In April, three roommates were watching a movie in their New Paltz, NY home when they noticed several lumps in the side cushions of their new couch, which they'd purchased two months prior from a Salvation Army. Reese Werkhoven, Cally Guasti, and Lara Russo rooted through the couch's cushions and pulled out several large envelopes stuffed with $20 bills.

"We were just really freaked out by it," Werkhoven told CBS New York. "It had these bubble wrap envelopes, just like two or three of them. We ripped them out and was just like freaking out, like and inch and a half of hundred dollar bills.

"You keep counting more and more money and you get excited, like Reese was thinking about buying a car for his mom and a boat," Russo said.

By the time the final count was in, the trio had more than $41,000 stacked in front of them.

"When we were in the bedroom our neighbors thought we won the lottery or something cause we were just screaming," Guasti said.

Plans to buy cars and boats quickly turned to feelings of guilt, though, once they found the name of the cash's owner on one of the envelopes.

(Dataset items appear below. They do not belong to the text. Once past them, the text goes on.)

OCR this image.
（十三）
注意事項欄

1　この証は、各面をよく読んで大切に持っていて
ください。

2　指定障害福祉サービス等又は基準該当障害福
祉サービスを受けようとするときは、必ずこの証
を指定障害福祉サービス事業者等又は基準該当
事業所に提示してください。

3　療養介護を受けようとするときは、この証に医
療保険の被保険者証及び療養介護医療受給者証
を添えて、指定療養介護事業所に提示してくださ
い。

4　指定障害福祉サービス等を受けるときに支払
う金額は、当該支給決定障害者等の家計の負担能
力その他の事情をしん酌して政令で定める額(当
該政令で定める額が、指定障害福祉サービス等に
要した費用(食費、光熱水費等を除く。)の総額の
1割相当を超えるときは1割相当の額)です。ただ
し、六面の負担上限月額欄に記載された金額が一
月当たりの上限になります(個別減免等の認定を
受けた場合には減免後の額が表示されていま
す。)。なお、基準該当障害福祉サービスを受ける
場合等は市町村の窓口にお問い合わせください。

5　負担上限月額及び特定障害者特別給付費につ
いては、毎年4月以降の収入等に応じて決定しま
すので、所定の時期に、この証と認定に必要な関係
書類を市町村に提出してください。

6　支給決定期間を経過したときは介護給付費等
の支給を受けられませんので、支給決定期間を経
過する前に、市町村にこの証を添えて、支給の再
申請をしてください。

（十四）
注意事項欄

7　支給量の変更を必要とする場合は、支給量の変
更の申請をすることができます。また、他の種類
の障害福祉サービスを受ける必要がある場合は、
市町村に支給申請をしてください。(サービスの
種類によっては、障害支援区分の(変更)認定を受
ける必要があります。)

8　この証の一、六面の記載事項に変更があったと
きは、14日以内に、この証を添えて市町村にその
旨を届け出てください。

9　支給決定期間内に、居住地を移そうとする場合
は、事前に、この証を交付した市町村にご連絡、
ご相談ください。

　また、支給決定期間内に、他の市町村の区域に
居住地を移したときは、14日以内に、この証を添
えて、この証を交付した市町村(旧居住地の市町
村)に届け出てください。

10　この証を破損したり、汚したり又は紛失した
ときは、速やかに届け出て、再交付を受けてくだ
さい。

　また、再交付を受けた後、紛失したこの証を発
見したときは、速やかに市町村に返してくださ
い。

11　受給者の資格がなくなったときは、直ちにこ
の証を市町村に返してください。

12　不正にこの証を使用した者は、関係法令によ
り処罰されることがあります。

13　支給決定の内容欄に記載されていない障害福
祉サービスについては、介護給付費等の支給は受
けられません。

"The entitlement very quickly went away with finding that notice with her name on it. Because we didn't earn that money," Guasti said.

The trio tracked the money's elderly owner down and returned the cash. As you can imagine, the elderly woman was thrilled to have the money—her life savings, she said—back.

"This was her life savings and she actually said something really beautiful like 'This is my husband looking down on me and this was supposed to happen,'" Guasti said.

The roommates didn't leave empty-handed, though; the elderly woman gave them a $1,000 reward.